# Help designing a custom dust port for Powermatic 100 planer



## Not that guy (Nov 25, 2019)

Greetings,

Quick background info of my current situation:

- I have an older Powermatic 100 (12") planer
- Previous owner threw away the integrated cover and chip breaker. :wallbash:
- I made a new one (steel plates) and need to attach some type of dust collection. The cover currently hinges behind the out feed roller just like the original.
- I will be getting the Harbor Freight DC, with popular upgrades (Wynn filter, SDD, etc.) and rolling to my machines with a short 5" diameter flex hose.
- I still need to attach the chip breaker itself and a shaped wood block or similar to guide the airflow/dust extraction.
- Given the non-curvature of my crudely fashioned chip breaker and the limited square footage of the garage, I think the best option is to extract the dust from the top, rather than going out the back (thereby adding more horizontal real estate to the planer).
- I will be purchasing an HVAC register boot to mount to a hole that I will (preferably) cut in the top of a steel plate cover.
- The only boots I can find that have a 12 inch wide rectangle are a 4"x12" to 5" round, and a 2.25"x12" to a 4" round (to be used in conjunction with a 5" to 4" reducer).
- No, I don't want to go with a 6 inch round hose.
- No, I don't want to fork out the cash (and man pride) to have someone else fabricate a custom hood.
- The width of my steel plate is 13.5" so I would add (2) 0.75" wide steel angle iron strips (front to back) to reinforce the "weak point" on the left and right side of the rectangular hole I would cut out in the top plate/cover.
- To quote the infamous Dr. Emmett Brown "Please excuse the crudity of this model. I didn't have time to build it to scale or to paint it."

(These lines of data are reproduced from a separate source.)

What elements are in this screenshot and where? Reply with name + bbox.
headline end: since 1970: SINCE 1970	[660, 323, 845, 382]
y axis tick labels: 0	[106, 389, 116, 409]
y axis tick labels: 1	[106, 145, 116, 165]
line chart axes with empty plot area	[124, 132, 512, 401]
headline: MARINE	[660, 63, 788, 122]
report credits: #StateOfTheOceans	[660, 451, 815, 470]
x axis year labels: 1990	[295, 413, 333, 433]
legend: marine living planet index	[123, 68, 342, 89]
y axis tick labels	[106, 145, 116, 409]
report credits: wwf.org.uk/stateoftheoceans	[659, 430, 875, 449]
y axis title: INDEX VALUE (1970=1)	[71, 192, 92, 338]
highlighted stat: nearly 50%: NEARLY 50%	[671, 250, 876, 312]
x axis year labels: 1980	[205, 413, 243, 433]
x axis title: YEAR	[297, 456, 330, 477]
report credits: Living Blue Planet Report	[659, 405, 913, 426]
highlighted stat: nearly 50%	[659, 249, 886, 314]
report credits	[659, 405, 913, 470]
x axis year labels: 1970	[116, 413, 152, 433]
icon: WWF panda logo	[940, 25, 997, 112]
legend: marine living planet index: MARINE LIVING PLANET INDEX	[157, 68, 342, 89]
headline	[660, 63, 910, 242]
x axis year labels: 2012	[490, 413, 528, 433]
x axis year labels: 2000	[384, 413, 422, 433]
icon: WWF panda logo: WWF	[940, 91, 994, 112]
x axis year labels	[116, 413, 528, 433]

With all of that stated, which set up would you fine people recommend for the best dust extraction?


----------



## difalkner (Nov 27, 2011)

Welcome to the forum! Add your location in your profile so it shows in the side panel. Add your first name to your signature line so we'll know what to call you.

That's a nice old piece of iron. How much force does the planer exert on throwing the chips upward? The reason I ask is that we have the Wynn filter on the HF dust collector and if the filter needs cleaning it may not have the force to pull chips upward. Dust, yes, but heavier chips, maybe not so much. You'll certainly get some and anything is better than just throwing the chips into the air and shop. 

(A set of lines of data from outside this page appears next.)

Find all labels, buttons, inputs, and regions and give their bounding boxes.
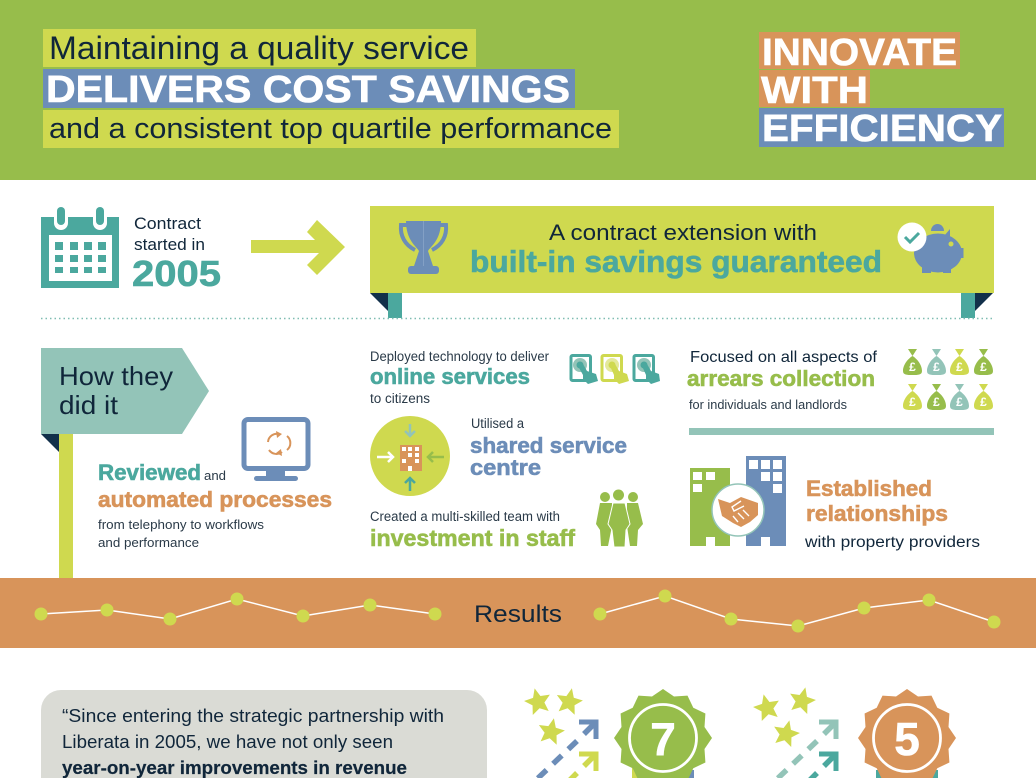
icon: money bags: £ bbox=[980, 395, 987, 409]
text: reviewed and automated processes: and performance bbox=[98, 535, 199, 550]
icon: piggy bank bbox=[898, 222, 964, 273]
icon: badge 5 bbox=[858, 689, 956, 778]
icon: badge 5: 5 bbox=[894, 713, 920, 765]
line chart: right bbox=[594, 590, 1000, 632]
text: shared service centre: Utilised a bbox=[471, 416, 524, 431]
icon: trophy bbox=[401, 221, 446, 274]
text: shared service centre bbox=[470, 416, 627, 480]
icon: money bags: £ bbox=[909, 395, 916, 409]
panel: quote bbox=[41, 690, 487, 778]
campaign title: EFFICIENCY bbox=[762, 108, 1002, 150]
text: reviewed and automated processes: and bbox=[204, 468, 226, 483]
icon: badge 7: 7 bbox=[650, 713, 676, 765]
campaign title bbox=[759, 32, 1004, 150]
icon: calendar bbox=[41, 207, 119, 288]
text: contract started: 2005 bbox=[132, 253, 221, 294]
icon: touch tablets bbox=[571, 356, 660, 384]
campaign title: INNOVATE bbox=[762, 32, 957, 74]
text: reviewed and automated processes bbox=[98, 460, 332, 550]
campaign title: WITH bbox=[761, 70, 868, 112]
text: online services: online services bbox=[370, 364, 530, 389]
icon: shared service centre bbox=[370, 416, 450, 496]
heading: contract extension: A contract extension with bbox=[549, 220, 817, 245]
icon: money bags: £ bbox=[909, 360, 916, 374]
line chart: left bbox=[34, 592, 442, 626]
icon: money bags: £ bbox=[956, 360, 963, 374]
icon: money bags: £ bbox=[933, 395, 940, 409]
text: contract started: started in bbox=[134, 236, 205, 254]
text: arrears collection: Focused on all aspects of bbox=[690, 349, 878, 366]
icon: buildings and handshake bbox=[690, 456, 786, 546]
panel: quote: year-on-year improvements in revenue bbox=[62, 758, 407, 778]
title: DELIVERS COST SAVINGS bbox=[46, 69, 570, 111]
text: established relationships bbox=[804, 476, 980, 551]
text: shared service centre: centre bbox=[470, 455, 541, 480]
text: shared service centre: shared service bbox=[470, 433, 627, 458]
icon: stars and arrows right bbox=[751, 684, 836, 778]
icon: money bags: £ bbox=[980, 360, 987, 374]
icon: money bags: £ bbox=[956, 395, 963, 409]
text: reviewed and automated processes: from telephony to workflows bbox=[98, 517, 265, 532]
panel: quote: “Since entering the strategic partnership with bbox=[62, 706, 444, 726]
title: and a consistent top quartile performance bbox=[49, 113, 612, 145]
title: Maintaining a quality service bbox=[49, 30, 469, 66]
panel: how they did it: How they bbox=[59, 361, 173, 391]
panel: contract extension banner bbox=[370, 206, 994, 318]
text: online services: to citizens bbox=[370, 391, 430, 406]
icon: team bbox=[596, 490, 643, 547]
text: established relationships: Established bbox=[806, 476, 932, 501]
text: reviewed and automated processes: automated processes bbox=[98, 487, 332, 512]
icon: money bags bbox=[903, 349, 993, 410]
arrow bbox=[251, 220, 345, 275]
heading: built-in savings guaranteed: built-in savings guaranteed bbox=[470, 244, 882, 279]
title bbox=[43, 29, 619, 148]
text: online services bbox=[370, 348, 549, 406]
panel: how they did it: did it bbox=[59, 390, 119, 420]
text: arrears collection bbox=[687, 349, 878, 412]
panel: how they did it bbox=[41, 348, 209, 578]
text: online services: Deployed technology to deliver bbox=[370, 348, 549, 364]
text: investment in staff bbox=[370, 509, 575, 551]
text: arrears collection: for individuals and landlords bbox=[689, 397, 847, 412]
icon: money bags: £ bbox=[933, 360, 940, 374]
heading: results: Results bbox=[474, 601, 562, 628]
text: investment in staff: Created a multi-skilled team with bbox=[370, 509, 560, 524]
icon: monitor bbox=[244, 420, 308, 481]
text: arrears collection: arrears collection bbox=[687, 366, 875, 391]
panel: results band bbox=[0, 578, 1036, 648]
icon: stars and arrows left bbox=[522, 685, 596, 778]
text: established relationships: relationships bbox=[806, 501, 948, 526]
text: contract started: Contract bbox=[134, 215, 201, 233]
panel: quote: Liberata in 2005, we have not only seen bbox=[62, 732, 393, 752]
text: investment in staff: investment in staff bbox=[370, 525, 575, 551]
panel: header bbox=[0, 0, 1036, 180]
text: established relationships: with property providers bbox=[804, 534, 980, 551]
icon: badge 7 bbox=[614, 689, 712, 778]
text: contract started bbox=[132, 215, 221, 294]
text: reviewed and automated processes: Reviewed bbox=[98, 460, 201, 485]
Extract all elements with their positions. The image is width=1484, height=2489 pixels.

But I could be wrong, I just did a quick scan of what you wrote and drew. Others will chime in soon...

David


----------



## Not that guy (Nov 25, 2019)

Hmmm. Great question David. It's been so long since I ran the planer without the cover, I couldn't remember.....so I found out....


----------



## Not that guy (Nov 25, 2019)

Pics are sideways..... great.🙄


----------



## difalkner (Nov 27, 2011)

Looks like it pitches them pretty good, Jay. Then my best guess is that your design should be efficient enough for your setup. I'm fairly certain others will chime in soon, though.

David


----------



## Not that guy (Nov 25, 2019)

Thanks David. I too, am pretty sure that collecting the dust and chips out the top is the best way to go.

Does anyone have any recommendations for which boot register to use.... 

12" x 2.25" (27 sq. in.) to a 4" round to a 5" round

or

12" x 4" (48 sq. in.) to a 5" round

Again, I will be using the ever popular 2 hp Harbor Freight dust collector with a Wynn filter, SDD, etc.

The end of the boot register will connect to a 5" diameter flex hose (19.63 sq. in.).

Thank you.


----------



## woodnthings (Jan 24, 2009)

*Go big on a planer....*

The 12" X 4" would be my choice and that way you stay with 5" hose all the way.


I used a dust hood from my Grizzly sander on this project:


----------